And so the argument goes, making it seem thus that the whole thing turned on definitions, and that definitions could always be defined and re-defined almost at will. What was once considered enlightened may revert some day to being thought of as shallow and stupid. The wisdom of the ages may yield to another perception that it was a folly. Nothing is fixed and nothing should remain so, because we humans have the power over definitions. It is so because we say it is so. True masters of the world in every sense of the word, because it’s a world of our own making! Gods should be envious.
I beg to differ. Our powers are greatly exaggerated and yes, we do operate under constraints – moral constraints, first and foremost. The history of humanity supports this contention. I’m yet to be swayed by the notion of historical progress, but progress it has been – a painstaking one and snail-paced, to be sure, but progress nonetheless.
The Other Boleyn Girl comes to mind. It’s a heckuva movie if you’re keen on comparing our present with our historical past. The past in this instance is the tail end of the Tudor era, the reign of Henry VIII; and the treatment of women, not just those of peasant stock but of noblewomen also, defies imagination. From childhood, they were groomed as assets — to advance the family’s interests and ambitions. The girls had no say in the matter but to do their family’s bidding, none whatever.
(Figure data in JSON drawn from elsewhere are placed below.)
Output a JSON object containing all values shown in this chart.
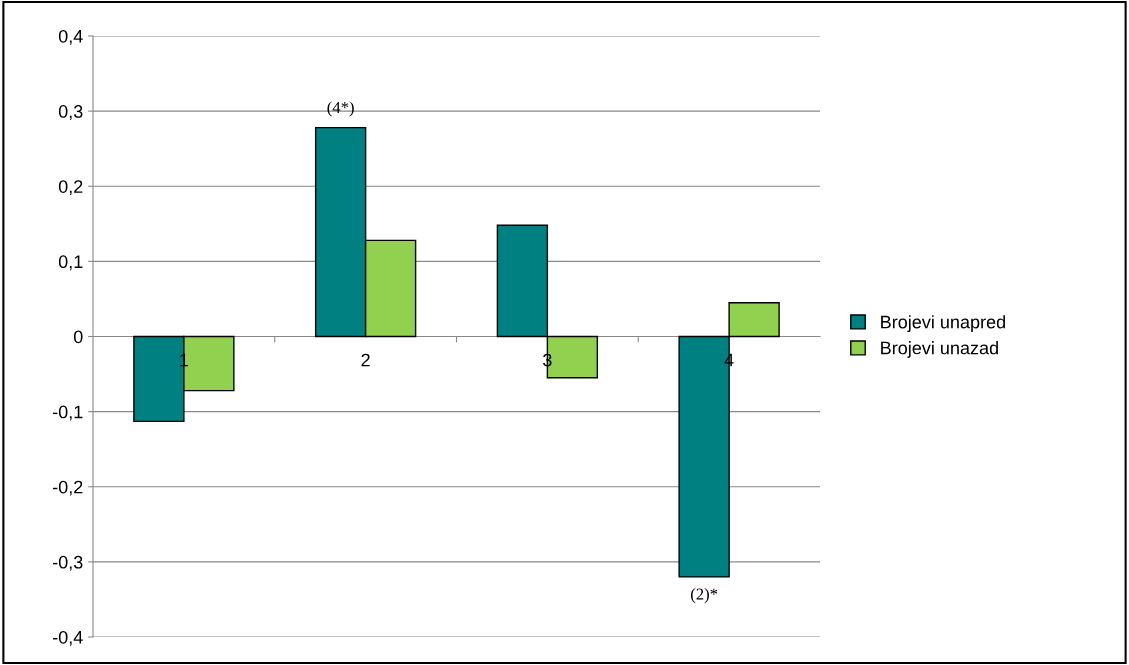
{
  "chart_data": {
    "type": "bar",
    "categories": [
      "1",
      "2",
      "3",
      "4"
    ],
    "series": [
      {
        "name": "Brojevi unapred",
        "color": "#008080",
        "values": [
          -0.113,
          0.278,
          0.148,
          -0.32
        ]
      },
      {
        "name": "Brojevi unazad",
        "color": "#92d050",
        "values": [
          -0.072,
          0.128,
          -0.055,
          0.045
        ]
      }
    ],
    "ylim": [
      -0.4,
      0.4
    ],
    "yticks": [
      {
        "value": -0.4,
        "label": "-0,4"
      },
      {
        "value": -0.3,
        "label": "-0,3"
      },
      {
        "value": -0.2,
        "label": "-0,2"
      },
      {
        "value": -0.1,
        "label": "-0,1"
      },
      {
        "value": 0,
        "label": "0"
      },
      {
        "value": 0.1,
        "label": "0,1"
      },
      {
        "value": 0.2,
        "label": "0,2"
      },
      {
        "value": 0.3,
        "label": "0,3"
      },
      {
        "value": 0.4,
        "label": "0,4"
      }
    ],
    "grid": "y",
    "legend": "right",
    "annotations": [
      {
        "text": "(4*)",
        "x": "2",
        "y": 0.278
      },
      {
        "text": "(2)*",
        "x": "4",
        "y": -0.32
      }
    ]
  }
}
Such is the story of Ann Boleyn and “the other Boleyn girl,” Mary, Ann’s younger sister. The first ended up with her head chopped off, the second in exile – thanks to their loving family, which introduced both girls to Henry’s court for his sole use and pleasure, to serve as concubines once it became apparent that Catherine of Aragon, Henry’s lawful wife, was about to fall into disfavor.
Where am I going with this?
First, let’s just say that we’ll never go back to “the good old days” when women were so mistreated. Our history is replete with pendulum swings, with significant shifts forward only to experience a reversal — two steps forward, then one step back. But it is also true that the voice of reaction will take you back only so far, and no further. Parts of our past are irretrievable.
Why? Simply because the gains we’ve made have trickled down to the popular consciousness, precluding any possibility of radical backsliding. This is true of any area of human relations where gross injustices were once prevalent throughout our inglorious past only to be rectified, in light of heightened consciousness, in times since, including the present, . We simply can’t turn our blind eye anymore on practices we now regard as abhorrent : slavery, exploitation of women, discrimination against gays, African-Americans and the handicapped, unfair labor practices and sexual discrimination in the workplace, glass ceilings and all such; any practice, in fact, which only a while ago was considered the norm, but which now seems to violate our common sensibilities and consciousness Too much time has elapsed ever to revert to our old barbaric selves and the barbaric views which were part and parcel of them. Once we acquire a third eye, it’s impossible to shed it. If that is not an argument for progress, I don’t know what is.